With this in mind, we selected two bottles of Unibroue 17 Grand Réserve. One bottle was packaged in 2013 and the other, bottled in 2011. This beer is a 10% ABV extra strong dark ale, which is bottled refermented and aged with french oak. One of the best of its kind.

Unibroue recommends that when cellaring their beer, it should be stored in a dark, cool place in the upright position. The tricky part is the beer must remain at cellar temperature, fluctuating between 46 °F (7.7 ºC) and 61°F (16 ºC).

The brewery also recommends that 17 Grand Réserve can be aged up to eight years after bottling.

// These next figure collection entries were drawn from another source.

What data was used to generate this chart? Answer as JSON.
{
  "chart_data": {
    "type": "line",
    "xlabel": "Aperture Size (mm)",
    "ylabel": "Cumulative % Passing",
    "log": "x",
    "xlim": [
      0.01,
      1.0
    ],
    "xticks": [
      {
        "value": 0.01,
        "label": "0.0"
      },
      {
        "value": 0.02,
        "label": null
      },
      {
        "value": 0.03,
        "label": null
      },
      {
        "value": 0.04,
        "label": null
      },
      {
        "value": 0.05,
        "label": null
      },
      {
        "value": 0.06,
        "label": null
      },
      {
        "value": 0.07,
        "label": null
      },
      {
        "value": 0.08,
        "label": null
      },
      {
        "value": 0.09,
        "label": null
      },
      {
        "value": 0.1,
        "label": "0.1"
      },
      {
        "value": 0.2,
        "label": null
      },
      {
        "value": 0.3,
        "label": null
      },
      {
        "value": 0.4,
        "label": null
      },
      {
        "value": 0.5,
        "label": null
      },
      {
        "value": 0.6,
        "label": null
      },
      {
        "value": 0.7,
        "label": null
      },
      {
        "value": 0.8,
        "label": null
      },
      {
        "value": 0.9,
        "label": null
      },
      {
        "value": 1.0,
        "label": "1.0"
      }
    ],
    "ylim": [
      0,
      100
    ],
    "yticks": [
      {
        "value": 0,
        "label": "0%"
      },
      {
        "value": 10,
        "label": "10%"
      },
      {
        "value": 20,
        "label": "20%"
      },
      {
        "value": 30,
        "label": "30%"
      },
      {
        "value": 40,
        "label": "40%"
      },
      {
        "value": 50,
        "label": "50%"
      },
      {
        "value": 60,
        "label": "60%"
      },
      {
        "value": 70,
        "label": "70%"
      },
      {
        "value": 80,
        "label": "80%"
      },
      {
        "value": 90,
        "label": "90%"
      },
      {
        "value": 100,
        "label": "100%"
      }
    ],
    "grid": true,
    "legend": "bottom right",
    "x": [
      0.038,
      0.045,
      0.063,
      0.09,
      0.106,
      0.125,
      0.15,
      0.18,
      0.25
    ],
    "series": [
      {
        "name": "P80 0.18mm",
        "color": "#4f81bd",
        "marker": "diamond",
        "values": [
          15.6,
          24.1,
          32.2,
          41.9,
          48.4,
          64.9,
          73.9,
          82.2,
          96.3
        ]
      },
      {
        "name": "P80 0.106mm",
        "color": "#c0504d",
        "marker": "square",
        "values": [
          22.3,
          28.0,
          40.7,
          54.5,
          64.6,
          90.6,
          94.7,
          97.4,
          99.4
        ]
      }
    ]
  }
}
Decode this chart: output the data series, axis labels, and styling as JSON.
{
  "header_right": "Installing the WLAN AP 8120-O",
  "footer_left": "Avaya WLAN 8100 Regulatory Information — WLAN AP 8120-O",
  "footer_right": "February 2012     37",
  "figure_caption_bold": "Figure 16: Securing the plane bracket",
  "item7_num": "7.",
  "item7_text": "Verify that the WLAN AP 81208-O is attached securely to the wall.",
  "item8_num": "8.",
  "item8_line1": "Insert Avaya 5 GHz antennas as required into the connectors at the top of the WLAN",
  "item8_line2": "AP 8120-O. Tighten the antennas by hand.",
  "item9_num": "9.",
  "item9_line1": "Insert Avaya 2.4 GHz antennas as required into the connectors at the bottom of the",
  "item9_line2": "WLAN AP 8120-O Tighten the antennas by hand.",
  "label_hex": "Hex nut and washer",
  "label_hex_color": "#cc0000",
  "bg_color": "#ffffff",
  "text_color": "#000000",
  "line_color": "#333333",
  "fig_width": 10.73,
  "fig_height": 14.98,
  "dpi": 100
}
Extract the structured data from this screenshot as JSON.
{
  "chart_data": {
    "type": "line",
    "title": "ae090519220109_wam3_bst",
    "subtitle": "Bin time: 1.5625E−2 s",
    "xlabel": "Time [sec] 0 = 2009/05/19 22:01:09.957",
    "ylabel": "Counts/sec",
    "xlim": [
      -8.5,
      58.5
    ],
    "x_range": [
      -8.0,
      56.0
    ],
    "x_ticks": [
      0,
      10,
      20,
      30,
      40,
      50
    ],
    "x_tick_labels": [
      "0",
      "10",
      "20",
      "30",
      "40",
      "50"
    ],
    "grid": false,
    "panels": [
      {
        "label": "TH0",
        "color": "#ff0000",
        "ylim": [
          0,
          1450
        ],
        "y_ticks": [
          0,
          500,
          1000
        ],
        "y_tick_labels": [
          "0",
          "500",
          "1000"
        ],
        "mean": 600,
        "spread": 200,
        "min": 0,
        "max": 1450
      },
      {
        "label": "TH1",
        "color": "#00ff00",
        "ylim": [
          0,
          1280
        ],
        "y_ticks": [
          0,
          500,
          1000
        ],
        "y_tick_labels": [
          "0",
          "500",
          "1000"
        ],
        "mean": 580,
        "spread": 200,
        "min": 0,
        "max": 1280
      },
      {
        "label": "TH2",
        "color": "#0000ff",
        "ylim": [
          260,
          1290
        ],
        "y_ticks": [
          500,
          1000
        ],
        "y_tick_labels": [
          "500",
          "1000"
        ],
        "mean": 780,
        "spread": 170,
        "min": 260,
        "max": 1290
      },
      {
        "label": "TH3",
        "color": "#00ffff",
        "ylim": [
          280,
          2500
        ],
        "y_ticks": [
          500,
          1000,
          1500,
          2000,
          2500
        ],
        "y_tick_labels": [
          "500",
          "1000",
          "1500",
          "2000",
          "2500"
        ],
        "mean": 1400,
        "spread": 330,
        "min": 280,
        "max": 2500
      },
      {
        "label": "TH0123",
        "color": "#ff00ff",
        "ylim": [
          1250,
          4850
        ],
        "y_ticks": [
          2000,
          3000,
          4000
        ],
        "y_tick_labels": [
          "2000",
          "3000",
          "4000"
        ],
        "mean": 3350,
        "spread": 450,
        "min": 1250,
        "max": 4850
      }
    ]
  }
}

Time should do this beer wonders.

First, let’s see how the beer tastes fresh.

uNIBROUE 17 2013 2011

We selected two bottles of Unibroue 17 Grand Réserve. One bottle was packaged in 2013 and the other, bottled in 2011.

Unibroue (Chambly, Que)
17 Grand Réserve (2013)
10 % ABV
750ml bottle
Available at the LCBO for $12.95

The 2013 edition of 17 Grand Réserve pours a murky dark orange colour and produces a tan coloured head. It also shows signs of active carbonation with foam about a half an inch thick around the rim of the glass.  On the nose, the obvious Belgian style yeast gives off a fairly sweet smell, although, the aroma is fairly weak.

The first noticeable thing is that the beer hides its 10% ABV dangerously well. On the palate, dark fruit, cinnamon, raisin and a hint of vanilla. The mouth feel is quite clean and drinkable for this full bodied Belgian strong ale.

My first thought after finishing my glass was, I can’t wait to try this with some age on it.

Unibroue (Chambly, Que)
17 Grand Réserve (2011)
10 % ABV
750ml bottle
No longer available

The 2011 version of 17 Grand Réserve has been cellared for the last two years at the temperature of 60°F (15.5 ºC).

The vintage bottle pours a cloudy dark brown and produces a thick and creamy tan colour head around one inch thick. This beers carbonation is surprisingly active considering it has been sitting for two years. The corked bottle has done wonders for the aging process.

On the nose, Belgian yeast and candied sugar with the strong scent of alcohol is prominent.  On the palate, the booze definitely shines through with age, which is a bonus! Tobacco, molasses, dark fruit and a subtle attractive oak wood finish are the prominent flavours. All are present, but very mellow and enjoyable. The mouth feel has also mellowed a bit, which I think is a positive thing and pairs well with the creamy and smooth finish.

Overall, 17 Grand Réserve benefits from age and the 2011 version is my favourite of the two. The creamy and boozy mouth feel of the aged version is the perfect combination.

Verdict? Go to your local LCBO, purchase a bottle of Unibroue 17 Grand Réserve, and sit on it for a few years. You’ll be glad you did.